How to Access Nano Banana in Gemini
Nano Banana lives inside the Gemini app, so getting to it takes about a minute. You do not install anything special, and you do not need a design account. If you have a Google account, you are most of the way there. This lesson walks you through opening Gemini, finding the image tool, and making your very first picture.
What You'll Learn
- What you need before you start
- How to open Gemini on the web or on your phone
- How to find the "Create images" tool
- How to make your first image and pick a model option
- What free-tier limits to expect
What You Need
To use Nano Banana you need:
- A Google account (the same kind you use for Gmail). A free standard account works for the basic experience. You do not need a paid Gemini subscription to try image generation.
- A device with a browser or the Gemini mobile app.
- Access to the Gemini app in your region. Image generation is offered where the Gemini app is available, and availability and free access can change over time, so if you do not see the option, it may not have rolled out for your account yet.
Because features roll out gradually and free access has been expanding, treat the exact menus below as a close guide rather than a fixed script. The idea stays the same: open Gemini, find the image tool, and describe what you want.
Step 1: Open Gemini
You have two easy paths.
- Choose your deviceWeb or phone
- Open Geminigemini.google.com or the app
- Sign inYour Google account
- See the chat boxReady to prompt
On a computer: go to gemini.google.com in your browser and sign in with your Google account.

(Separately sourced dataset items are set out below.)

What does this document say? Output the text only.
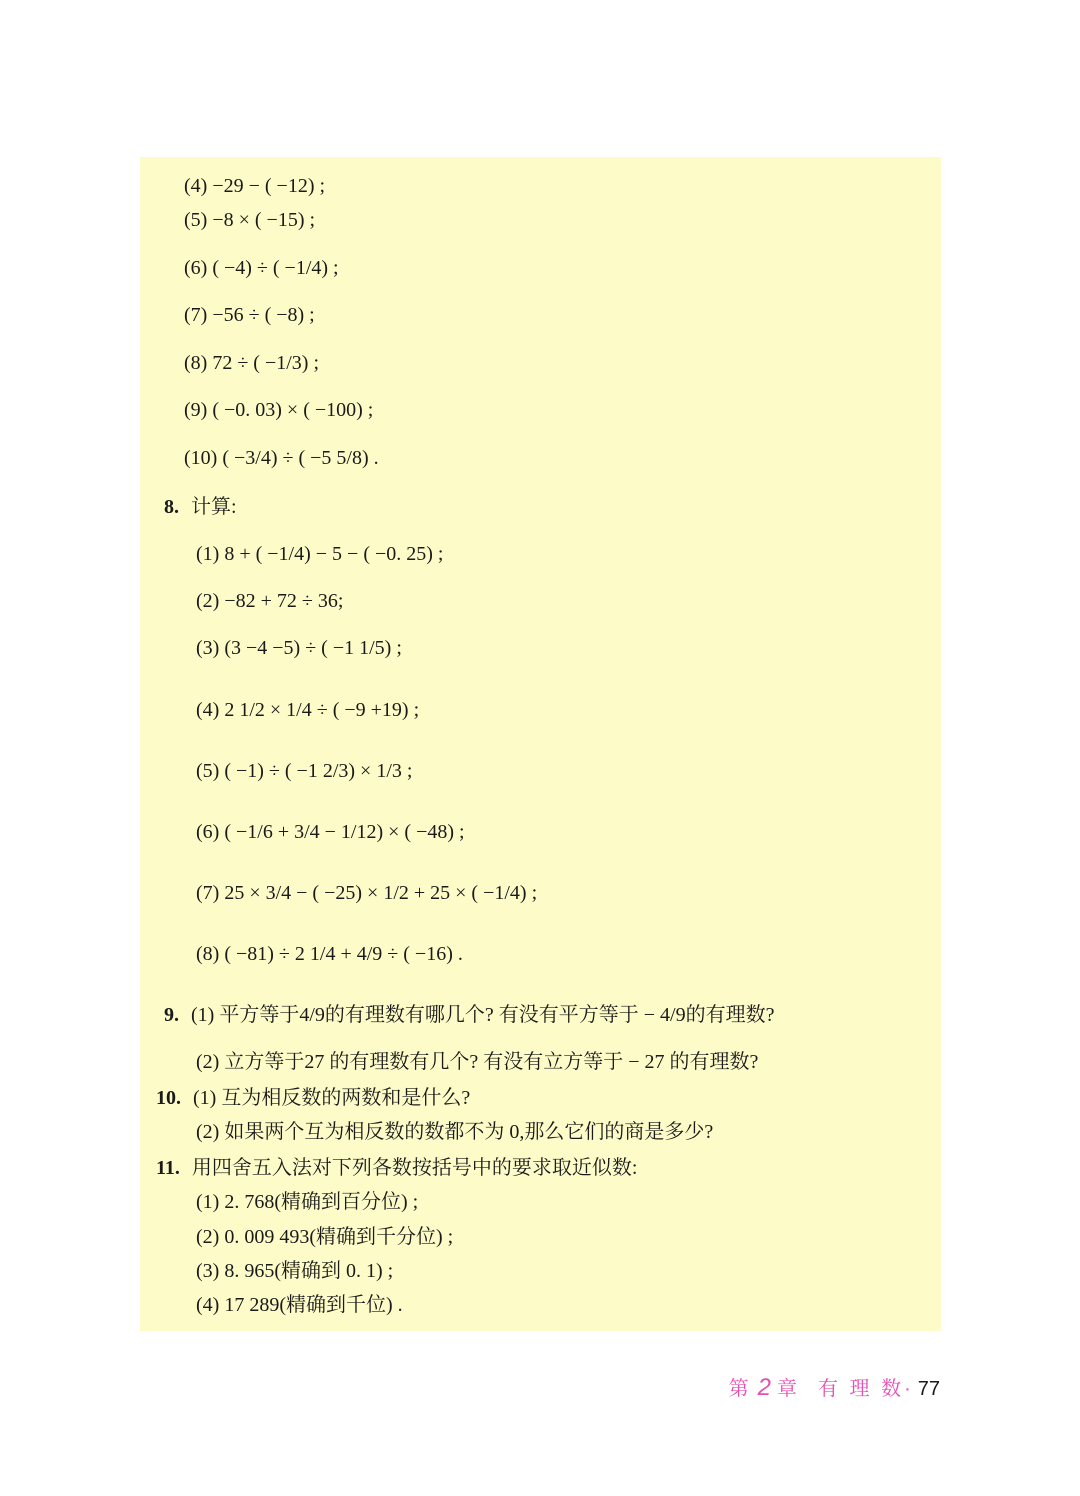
(4) −29 − ( −12) ;
(5) −8 × ( −15) ;
(6) ( −4) ÷ ( −1/4) ;
(7) −56 ÷ ( −8) ;
(8) 72 ÷ ( −1/3) ;
(9) ( −0. 03) × ( −100) ;
(10) ( −3/4) ÷ ( −5 5/8) .
8. 计算:
(1) 8 + ( −1/4) − 5 − ( −0. 25) ;
(2) −82 + 72 ÷ 36;
(3) (3 −4 −5) ÷ ( −1 1/5) ;
(4) 2 1/2 × 1/4 ÷ ( −9 +19) ;
(5) ( −1) ÷ ( −1 2/3) × 1/3 ;
(6) ( −1/6 + 3/4 − 1/12) × ( −48) ;
(7) 25 × 3/4 − ( −25) × 1/2 + 25 × ( −1/4) ;
(8) ( −81) ÷ 2 1/4 + 4/9 ÷ ( −16) .
9. (1) 平方等于4/9的有理数有哪几个? 有没有平方等于 − 4/9的有理数?
(2) 立方等于27 的有理数有几个? 有没有立方等于 − 27 的有理数?
10. (1) 互为相反数的两数和是什么?
(2) 如果两个互为相反数的数都不为 0,那么它们的商是多少?
11. 用四舍五入法对下列各数按括号中的要求取近似数:
(1) 2. 768(精确到百分位) ;
(2) 0. 009 493(精确到千分位) ;
(3) 8. 965(精确到 0. 1) ;
(4) 17 289(精确到千位) .
第 2 章 有 理 数 · 77
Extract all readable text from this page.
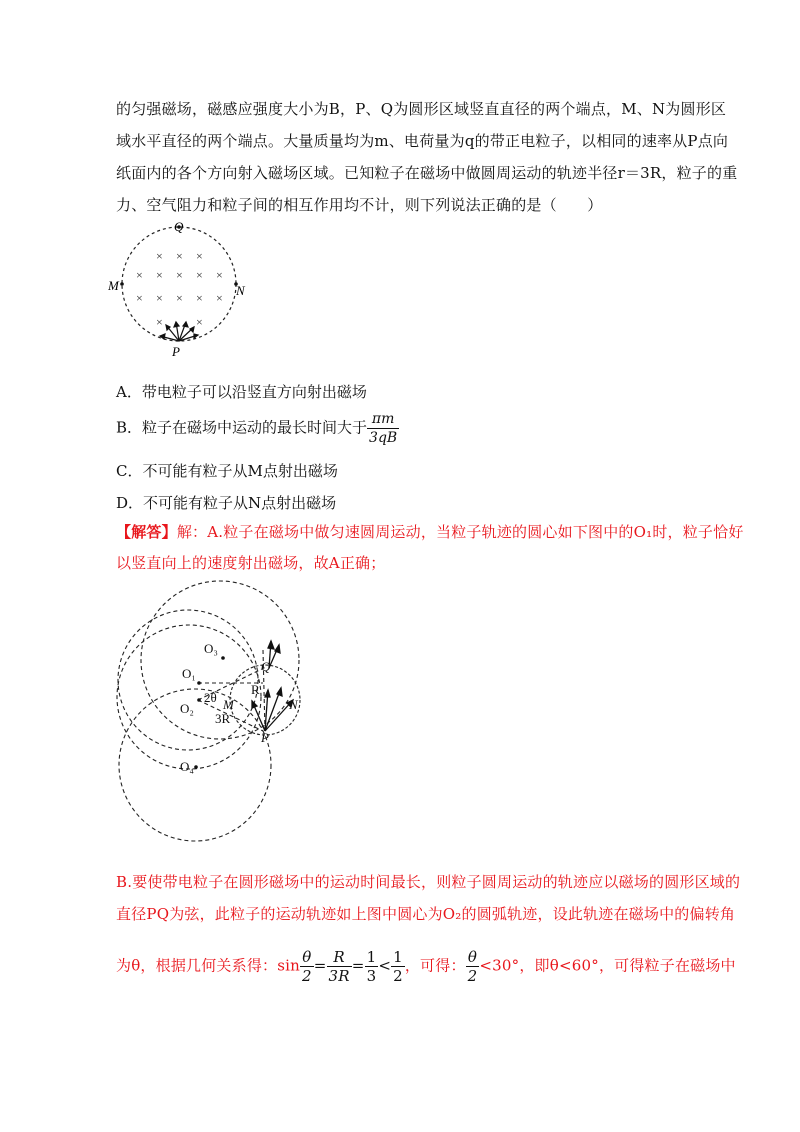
的匀强磁场，磁感应强度大小为B，P、Q为圆形区域竖直直径的两个端点，M、N为圆形区
域水平直径的两个端点。大量质量均为m、电荷量为q的带正电粒子，以相同的速率从P点向
纸面内的各个方向射入磁场区域。已知粒子在磁场中做圆周运动的轨迹半径r＝3R，粒子的重
力、空气阻力和粒子间的相互作用均不计，则下列说法正确的是（　　）
× × ×
× × × × ×
× × × × ×
×	×
Q
M	N
P
A．带电粒子可以沿竖直方向射出磁场
B．粒子在磁场中运动的最长时间大于 $\frac{\pi m}{3qB}$
C．不可能有粒子从M点射出磁场
D．不可能有粒子从N点射出磁场
【解答】解：A.粒子在磁场中做匀速圆周运动，当粒子轨迹的圆心如下图中的O₁时，粒子恰好
以竖直向上的速度射出磁场，故A正确；
O₃
O₁
O₂
O₄
Q
N
M
P
R
2θ
3R
B.要使带电粒子在圆形磁场中的运动时间最长，则粒子圆周运动的轨迹应以磁场的圆形区域的
直径PQ为弦，此粒子的运动轨迹如上图中圆心为O₂的圆弧轨迹，设此轨迹在磁场中的偏转角
为θ，根据几何关系得：$\sin \frac{\theta}{2} = \frac{R}{3R} = \frac{1}{3} < \frac{1}{2}$ ，可得： $\frac{\theta}{2} <30^\circ$，即θ<60°，可得粒子在磁场中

On a phone: open the Gemini app if you have it. On many Android phones Gemini is built in; on other phones you can install the Gemini app from your app store. Sign in with the same Google account.
Either way, you land on a chat screen with a text box at the bottom. That box is where everything happens.
Step 2: Find the Image Tool
Look for a tools menu near the message box. Select the option to create images (it often appears with a small banana icon, a nod to the Nano Banana name). Choosing it tells Gemini that your next request should produce a picture rather than text.
In many versions you can also just type an image request directly, like "create an image of a red bicycle leaning on a blue wall," and Gemini will understand you want a picture. Using the create-images tool makes it explicit and gives you the image options.
Step 3: Make Your First Image
Type a simple description and send it. Try something concrete and visual, for example:
- "A cozy reading corner with a soft armchair, a small lamp, and a window on a rainy afternoon."
- "A friendly cartoon owl wearing round glasses, holding a book, flat illustration style."
Give it a few seconds. Nano Banana is built for speed, so an image usually comes back quickly. If you like it, you can download it. If you want changes, you reply in the same chat, which is the topic of a later lesson.
Step 4: Pick a Model Option
When the image tool is active, you may see a small menu of options, often labeled something like Fast, Thinking, or Pro.
- Fast is the quickest and is great for everyday drafts and experiments.
- Thinking takes a little longer and can plan the image more carefully.
- Pro is the highest-quality option and may be reserved for paid plans.
As a beginner on the free tier, start with the fast or default option. It is more than enough to learn on, and the speed keeps you in a tight try-and-improve loop.
What About Free-Tier Limits?
Free access is real, but it is not unlimited. On the free tier you get a daily or session allowance of images, and once you reach it the app may switch you to the standard version or ask you to wait. Paid plans (Google's AI Plus, Pro, and Ultra tiers) get higher quotas and access to the top-quality Pro option.
For learning and for casual projects like a social post or a slide, the free allowance is usually plenty. Plan a little: if you have a real deadline, do your final generations when you know you have quota left rather than after burning it on experiments.
Key Takeaways
- All you need is a Google account and the Gemini app on the web or your phone; a paid subscription is not required to start.
- Open Gemini, sign in, then use the create-images tool (often marked with a banana icon) or simply ask for an image.
- Describe something concrete, send it, and refine in the same chat.
- A model menu (Fast, Thinking, Pro) lets you trade speed for quality; start with the fast or default option.
- Free access includes limits, and menus can shift as features roll out, so treat the steps as a close guide.